To repeat, none of that is in dispute.

Trump Dissolves Voter Fraud Commission After Pushback From States

President had blamed fraud for losing popular vote in 2016, but provided no evidence

President Donald Trump dissolved the commission he created just eight months ago to investigate his unsubstantiated claims of voter fraud in the 2016 election, bringing an end to a panel that had faced resistance from state election officials.

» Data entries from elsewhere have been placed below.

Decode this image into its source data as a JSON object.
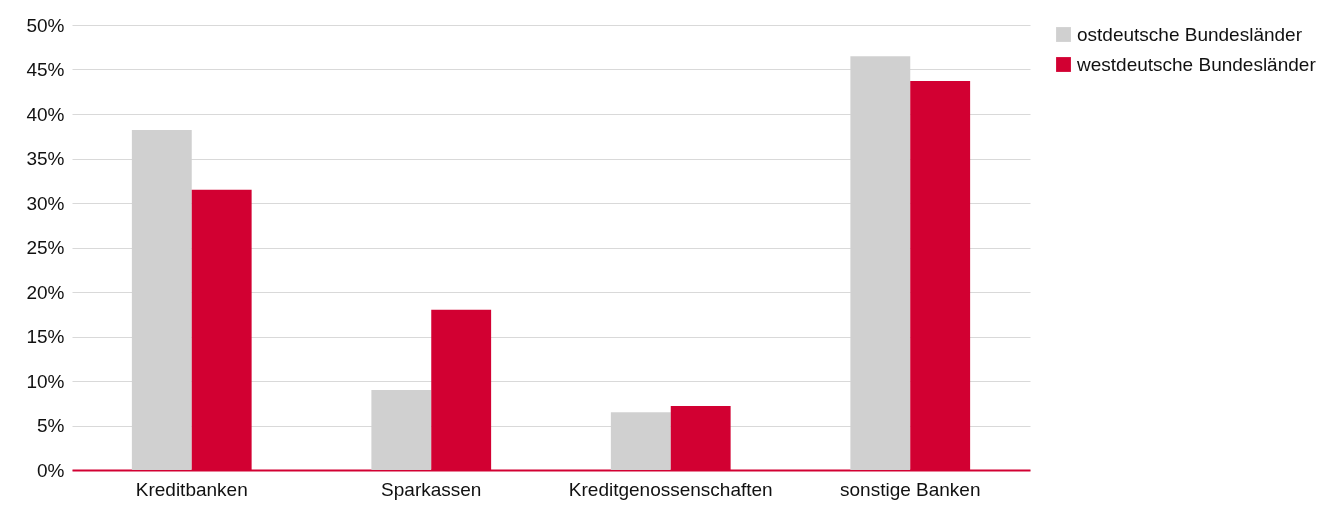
{
  "chart_data": {
    "type": "bar",
    "categories": [
      "Kreditbanken",
      "Sparkassen",
      "Kreditgenossenschaften",
      "sonstige Banken"
    ],
    "series": [
      {
        "name": "ostdeutsche Bundesländer",
        "color": "#d0d0d0",
        "values": [
          38.2,
          9.0,
          6.5,
          46.5
        ]
      },
      {
        "name": "westdeutsche Bundesländer",
        "color": "#d20032",
        "values": [
          31.5,
          18.0,
          7.2,
          43.7
        ]
      }
    ],
    "ylim": [
      0,
      50
    ],
    "yticks": [
      {
        "value": 0,
        "label": "0%"
      },
      {
        "value": 5,
        "label": "5%"
      },
      {
        "value": 10,
        "label": "10%"
      },
      {
        "value": 15,
        "label": "15%"
      },
      {
        "value": 20,
        "label": "20%"
      },
      {
        "value": 25,
        "label": "25%"
      },
      {
        "value": 30,
        "label": "30%"
      },
      {
        "value": 35,
        "label": "35%"
      },
      {
        "value": 40,
        "label": "40%"
      },
      {
        "value": 45,
        "label": "45%"
      },
      {
        "value": 50,
        "label": "50%"
      }
    ],
    "grid": "y",
    "legend": "right"
  }
}
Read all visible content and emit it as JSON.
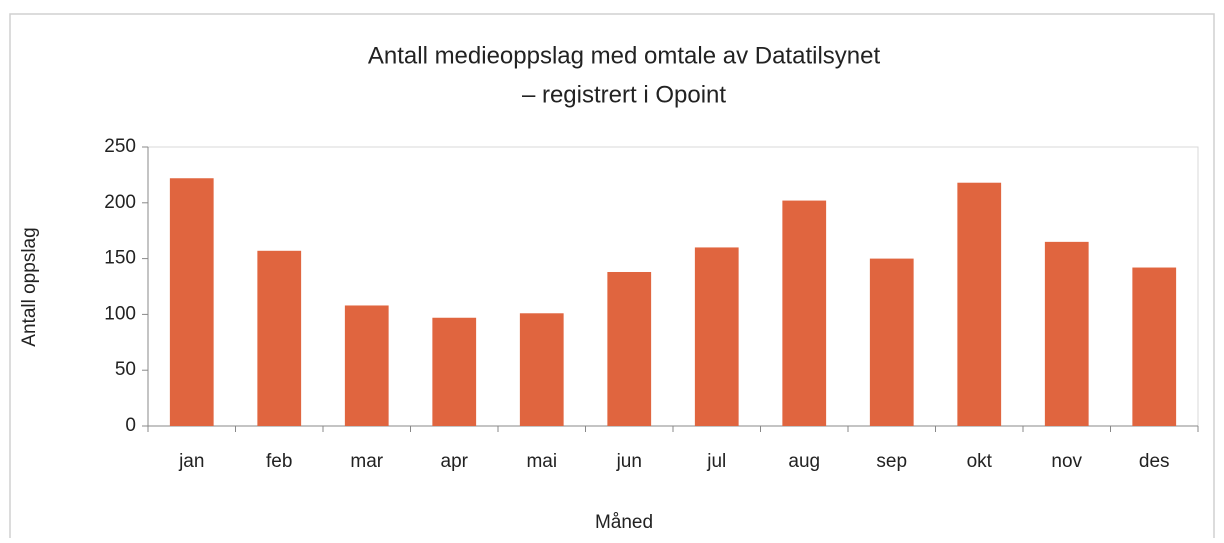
{
  "chart_data": {
    "type": "bar",
    "title": [
      "Antall medieoppslag med omtale av Datatilsynet",
      "– registrert i Opoint"
    ],
    "xlabel": "Måned",
    "ylabel": "Antall oppslag",
    "categories": [
      "jan",
      "feb",
      "mar",
      "apr",
      "mai",
      "jun",
      "jul",
      "aug",
      "sep",
      "okt",
      "nov",
      "des"
    ],
    "values": [
      222,
      157,
      108,
      97,
      101,
      138,
      160,
      202,
      150,
      218,
      165,
      142
    ],
    "color": "#e0653f",
    "ylim": [
      0,
      250
    ],
    "yticks": [
      0,
      50,
      100,
      150,
      200,
      250
    ],
    "grid": false
  }
}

.. Mr. Trump formed the Presidential Advisory Commission on Election Integrity in May and installed Vice President Mike Pence as chairman after blaming voter fraud for his loss in the popular vote to Democratic nominee Hillary Clinton. The panel was created despite independent experts saying there was no evidence to support his claim of widespread fraud, whether by illegal immigrants or others.

.. On Wednesday, the White House blamed the panel’s demise on states that refused to provide voter information.

.. In a statement, White House spokeswoman Sarah Sanders said that there was “substantial evidence of voter fraud” but that the White House didn’t want to “engage in endless battles at taxpayer expense.”

.. An analysis by the Brennan Center, a nonpartisan law and policy think tank, has found that votes by noncitizens account for between 0.0003% and 0.001% of all votes cast.